ROME — A newly launched clinical trial is examining whether adrenal insufficiency contributes to the pathology of polymyalgia rheumatica.
If the study yields data to support the adrenal insufficiency hypothesis, it's quite possible that doses lower than the currently recommended 15-20 mg/day would achieve equal disease control with fewer steroid side effects, according to Dr. Marco A. Cimmino, one of the investigators.
That's why he and other Italian rheumatologists are about to start a multicenter clinical trial in which 200 newly diagnosed polymyalgia rheumatica (PMR) patients will be randomized to 10 or 20 mg/day of prednisone, with a total dose of either 900 mg or 1,800 mg.
The rationale for the study lies in what Dr. Cimmino calls the adrenal insufficiency theory of PMR, which holds that a viral antigen or other exogenous trigger stimulates host defenses in genetically predisposed aging individuals. This results in a proinflammatory state with increased interleukin-6 levels.
If the patient cannot produce sufficient endogenous glucocorticoids to curb this systemic inflammation as a consequence of impaired hypothalamic-pituitary-adrenal axis function, the result is PMR.
If the adrenal insufficiency theory is correct, then 10 mg/day or even less might well be sufficient to abolish the chronic proinflammatory state which defines PMR while avoiding some steroid side effects, said Dr. Cimmino, professor of medicine at the University of Genova (Italy).
“PMR is still very much an open field for research, including treatment studies,” the rheumatologist observed.
Long-term prednisone is considered the standard therapy for PMR. Yet this practice is surprisingly lacking in supporting evidence from controlled trials.
Nonetheless, PMR is generally well controlled by steroid therapy, albeit with a high incidence of side effects.
Because of the lack of controlled studies, the optimal dose of prednisone for PMR is unclear. Most experts recommend using 15-20 mg/day, although studies show that in clinical practice many physicians use considerably higher doses, with a corresponding increase in side effects and no evidence of added benefit.
Another unsettled issue involves treatment duration. Most physicians keep their PMR patients on prednisone for a period of 6-18 months. Dr. Cimmino recommended tapering the medication with the goal of stopping it at the 6-month mark in order to minimize side effects. He noted, however, that he and his colleagues found in a long-term follow-up study that 30%-39% of PMR patients needed to stay on prednisone for more than 6 years.
The take-home message is that PMR is often a less benign disease over the long term than generally supposed (Clin. Exp. Rheumatol. 2008;26:395-400).
With regard to combination therapy with methotrexate and prednisone, Dr. Cimmino was coauthor of a multicenter double-blind clinical trial in which 72 newly diagnosed PMR patients were randomized to prednisone plus either oral methotrexate at 10 mg once weekly or placebo. Prednisone was started at the relatively high dose of 25 mg/day and tapered to zero within 6 months, with dosing adjustments for flares.
At 76 weeks of follow-up, significantly more patients in the methotrexate arm were off prednisone. Indeed, the mean duration on prednisone was 30 weeks in the combination treatment arm, compared to 59 months with prednisone monotherapy. The combined therapy group also had significantly fewer relapses (Ann. Intern. Med. 2004;141:493-500).
The one ray of hope that biologic therapy might be beneficial in PMR comes from a recent case report by rheumatologists at Osaka (Japan) University detailing a dramatic response to tocilizumab (Actemra) in a 65-year-old woman with long-standing steroid-refractory PMR complicated by diabetes, osteoporosis, and hypertension. After her first injection of tocilizumab her C-reactive protein and serum amyloid A levels normalized and the pain in her shoulders and pelvic girdle improved, but her morning stiffness continued.
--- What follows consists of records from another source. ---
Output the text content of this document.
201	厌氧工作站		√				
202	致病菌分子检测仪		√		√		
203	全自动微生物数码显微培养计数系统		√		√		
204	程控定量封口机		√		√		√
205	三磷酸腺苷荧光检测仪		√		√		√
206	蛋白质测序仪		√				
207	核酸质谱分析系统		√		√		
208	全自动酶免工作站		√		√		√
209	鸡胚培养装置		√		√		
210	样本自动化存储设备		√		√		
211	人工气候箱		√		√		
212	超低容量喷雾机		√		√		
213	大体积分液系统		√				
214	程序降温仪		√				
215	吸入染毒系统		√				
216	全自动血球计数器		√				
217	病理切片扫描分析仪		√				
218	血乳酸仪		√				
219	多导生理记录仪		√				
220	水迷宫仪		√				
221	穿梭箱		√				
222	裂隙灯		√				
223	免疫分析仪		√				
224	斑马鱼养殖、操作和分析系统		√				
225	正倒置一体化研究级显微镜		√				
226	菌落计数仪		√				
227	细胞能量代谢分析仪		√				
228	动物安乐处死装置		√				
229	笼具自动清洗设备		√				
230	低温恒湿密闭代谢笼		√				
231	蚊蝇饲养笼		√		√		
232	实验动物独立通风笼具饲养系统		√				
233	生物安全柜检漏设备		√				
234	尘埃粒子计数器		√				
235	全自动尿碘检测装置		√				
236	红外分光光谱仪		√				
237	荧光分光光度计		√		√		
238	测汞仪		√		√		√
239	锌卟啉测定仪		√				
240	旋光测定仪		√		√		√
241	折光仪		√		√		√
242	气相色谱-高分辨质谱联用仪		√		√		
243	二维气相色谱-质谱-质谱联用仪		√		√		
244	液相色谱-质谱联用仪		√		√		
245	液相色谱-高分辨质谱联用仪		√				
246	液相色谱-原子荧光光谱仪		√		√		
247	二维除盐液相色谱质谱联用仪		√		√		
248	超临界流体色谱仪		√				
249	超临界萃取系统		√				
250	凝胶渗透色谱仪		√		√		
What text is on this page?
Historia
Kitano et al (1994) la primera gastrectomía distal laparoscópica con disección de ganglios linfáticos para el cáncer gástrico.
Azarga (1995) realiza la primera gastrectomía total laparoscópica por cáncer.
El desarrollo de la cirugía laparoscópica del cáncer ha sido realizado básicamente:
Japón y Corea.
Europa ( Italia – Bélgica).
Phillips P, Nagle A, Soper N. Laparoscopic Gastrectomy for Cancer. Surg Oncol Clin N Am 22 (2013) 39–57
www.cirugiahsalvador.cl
After her fifth injection at a dose of 8 mg/kg every 4 weeks, her morning stiffness was gone and she was in remission (J. Rheumatol. 2010;37:1075-6).
While this is merely a first case report, it's particularly exciting because interleukin-6 levels are consistently high in patients with PMR, and tocilizumab is a humanized monoclonal antibody directed against the IL-6 receptor. Thus, this initial report opens the door to IL-6 inhibition as a novel potential treatment strategy in PMR. “Tocilizumab for PMR is a rheumatologist's dream,” Dr. Cimmino declared.
For now, methotrexate is the only medication of proven efficacy as a steroid-sparing agent in patients with PMR—and it's considerably underutilized for this purpose.
Randomized trial data show that combining methotrexate with prednisone not only is steroid sparing, it also reduces the relapse rate, compared with steroids alone in patients with PMR, he said.
Combining methotrexate and prednisone “makes a lot of sense” in patients with PMR who are at high risk for steroid side effects or who are resistant to oral prednisone at up to 20 mg/day, he said.